In fact, at this speed we can finally achieve our goal of compressing the entirety of Alice in Wonderland!

[102]> (time (white-rabbit-compress-file “aliceASCII.txt” “tinyalice”))

Real time: 5.921212 sec.

Run time: 5.872 sec.

Space: 52589912 Bytes

GC: 16, GC time: 0.86 sec.

T

For anyone who cares we managed to shrink it from 147.8 kilobytes to 113.3, which is roughly 25% smaller just like we hoped for. Go us!

Making More Functions Fast

As long as we’re in our groove it might be nice to also speed up our decompression function, especially since I’m getting pretty tired of having to wait five minutes every time I want to test whether or not a change to compression logic actually worked.

Like compression our decompression is a two step process. The white-rabbit-decompress-file function starts by calling the file-to-bitlist function to get a compressed file full of bits and then it goes on to decompress those bits and write them to our output file.

These two functions have the same efficiency flaws that compression functions did. file-to-bitlist relies too much on append and white-rabbit-decompress-file abuses subsequences.

Cutting the appends out of file-to-bitlist isn’t any different than it was for our compression function. Replace the appends with pushes to efficiently create a backwards list and then flip it around.

(defun file-to-bitlist (filename)
    (let ((bitlist '())
            (in (open filename :element-type '(unsigned-byte 8))))
        (when in
            (loop for testbyte = (read-byte in nil)
                while testbyte do (let ((bits (byte-to-8-bit-list testbyte)))
                                                    (loop for i in bits do (push i bitlist))))
        (close in))
        (nreverse bitlist)))

Fixing up the way we write to output is going to be a little bit harder. Since we’re working with a compressed file we can no longer safely say that all of our letters are eight bits long. Some letters will actually only be four bits long and others will be nine bits long. So we can’t just write a loop that always jumps n items forward between writes. Instead we’re going to have to write our own looping logic that’s smart enough to decide when to jump forward four spaces and when to jump forward nine.

The basic idea is that we will start with a variable pointing at the start of our list. We will then use subseq to check whether the list starts with a 0 or 1 (a short subsequence at the start of a list is pretty cheap). Like usual we will use this information to decide how to decompress our data. We will then manually change our variable to point either four neighbors further or nine neighbors further as needed. This will make that new spot look like the start of the list and we can just loop until we hit the termination sequence.

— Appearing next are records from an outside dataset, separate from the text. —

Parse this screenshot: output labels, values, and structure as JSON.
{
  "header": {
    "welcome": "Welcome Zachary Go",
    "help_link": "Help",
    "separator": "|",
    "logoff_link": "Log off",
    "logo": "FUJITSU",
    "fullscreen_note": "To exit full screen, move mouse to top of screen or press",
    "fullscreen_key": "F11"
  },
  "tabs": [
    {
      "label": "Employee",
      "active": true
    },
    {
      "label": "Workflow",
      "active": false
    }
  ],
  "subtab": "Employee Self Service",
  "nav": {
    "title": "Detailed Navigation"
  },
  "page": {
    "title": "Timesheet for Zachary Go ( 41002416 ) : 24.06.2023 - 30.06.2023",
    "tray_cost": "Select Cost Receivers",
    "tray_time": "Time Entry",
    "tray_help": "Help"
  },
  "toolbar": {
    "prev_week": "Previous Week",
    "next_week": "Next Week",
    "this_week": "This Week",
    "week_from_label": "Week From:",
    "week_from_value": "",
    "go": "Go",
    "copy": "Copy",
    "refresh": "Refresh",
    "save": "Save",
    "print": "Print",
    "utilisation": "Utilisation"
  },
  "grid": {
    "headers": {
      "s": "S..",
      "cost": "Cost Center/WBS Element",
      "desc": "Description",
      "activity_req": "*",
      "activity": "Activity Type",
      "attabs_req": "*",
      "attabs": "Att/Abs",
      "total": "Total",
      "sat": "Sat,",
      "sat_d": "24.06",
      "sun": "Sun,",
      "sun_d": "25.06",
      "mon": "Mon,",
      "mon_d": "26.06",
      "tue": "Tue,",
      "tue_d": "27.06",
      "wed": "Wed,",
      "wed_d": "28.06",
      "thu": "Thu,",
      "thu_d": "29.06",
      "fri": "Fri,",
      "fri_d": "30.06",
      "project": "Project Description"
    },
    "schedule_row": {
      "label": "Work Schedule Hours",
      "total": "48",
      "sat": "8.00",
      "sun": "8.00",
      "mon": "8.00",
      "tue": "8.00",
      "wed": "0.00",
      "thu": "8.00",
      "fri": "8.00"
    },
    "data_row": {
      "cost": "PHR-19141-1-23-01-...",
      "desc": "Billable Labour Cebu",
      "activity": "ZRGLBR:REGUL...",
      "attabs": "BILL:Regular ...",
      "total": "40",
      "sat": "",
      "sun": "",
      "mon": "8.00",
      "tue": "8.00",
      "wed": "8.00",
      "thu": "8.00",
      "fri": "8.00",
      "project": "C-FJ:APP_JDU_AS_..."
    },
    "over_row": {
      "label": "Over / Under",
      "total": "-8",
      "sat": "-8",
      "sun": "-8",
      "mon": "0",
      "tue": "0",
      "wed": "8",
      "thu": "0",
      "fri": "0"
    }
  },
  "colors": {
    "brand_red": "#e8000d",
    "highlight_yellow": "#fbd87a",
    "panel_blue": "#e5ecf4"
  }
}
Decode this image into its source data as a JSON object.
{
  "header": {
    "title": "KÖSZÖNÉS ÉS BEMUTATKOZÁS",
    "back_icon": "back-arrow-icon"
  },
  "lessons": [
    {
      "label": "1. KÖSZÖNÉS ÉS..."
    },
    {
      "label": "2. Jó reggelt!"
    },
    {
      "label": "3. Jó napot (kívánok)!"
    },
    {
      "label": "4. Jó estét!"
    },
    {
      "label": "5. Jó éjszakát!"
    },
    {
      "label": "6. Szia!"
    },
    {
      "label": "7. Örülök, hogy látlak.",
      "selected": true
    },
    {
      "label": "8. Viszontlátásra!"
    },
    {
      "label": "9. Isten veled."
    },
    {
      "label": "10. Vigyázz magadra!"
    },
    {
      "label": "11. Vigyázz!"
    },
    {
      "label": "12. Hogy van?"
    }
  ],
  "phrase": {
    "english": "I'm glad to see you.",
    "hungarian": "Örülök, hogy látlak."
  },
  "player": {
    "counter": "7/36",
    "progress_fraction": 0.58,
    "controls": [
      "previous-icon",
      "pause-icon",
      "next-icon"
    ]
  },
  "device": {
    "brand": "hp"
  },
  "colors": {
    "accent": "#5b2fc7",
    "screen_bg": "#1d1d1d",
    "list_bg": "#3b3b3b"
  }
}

(defun white-rabbit-decompress-file (input-filename output-filename)
    (let ((bitlist (file-to-bitlist input-filename))
            (decompressing 1)
            (out (open output-filename :direction :output :element-type '(unsigned-byte 8))))
            (when out
                (loop while decompressing do                                             
                        (if (= 0 (first bitlist))
                            (progn (write-byte (gethash (subseq bitlist 0 4) *list-to-byte-compression-hash*) out)
                                    (setf bitlist (cddddr bitlist)))
                            (if (equal (subseq bitlist 0 9) '(1 0 0 0 0 0 0 0 0))
                                    (setf decompressing nil)                                    
                                    (progn (write-byte (8-bit-list-to-byte (subseq bitlist 1 9)) out)
                                    (setf bitlist (cdr (cddddr (cddddr bitlist)))))))))
            (close out)))

 

Once again we use a chain of cdr and it’s subtypes to jump through our list. Since this is the second time we’ve used them we might as well explain them.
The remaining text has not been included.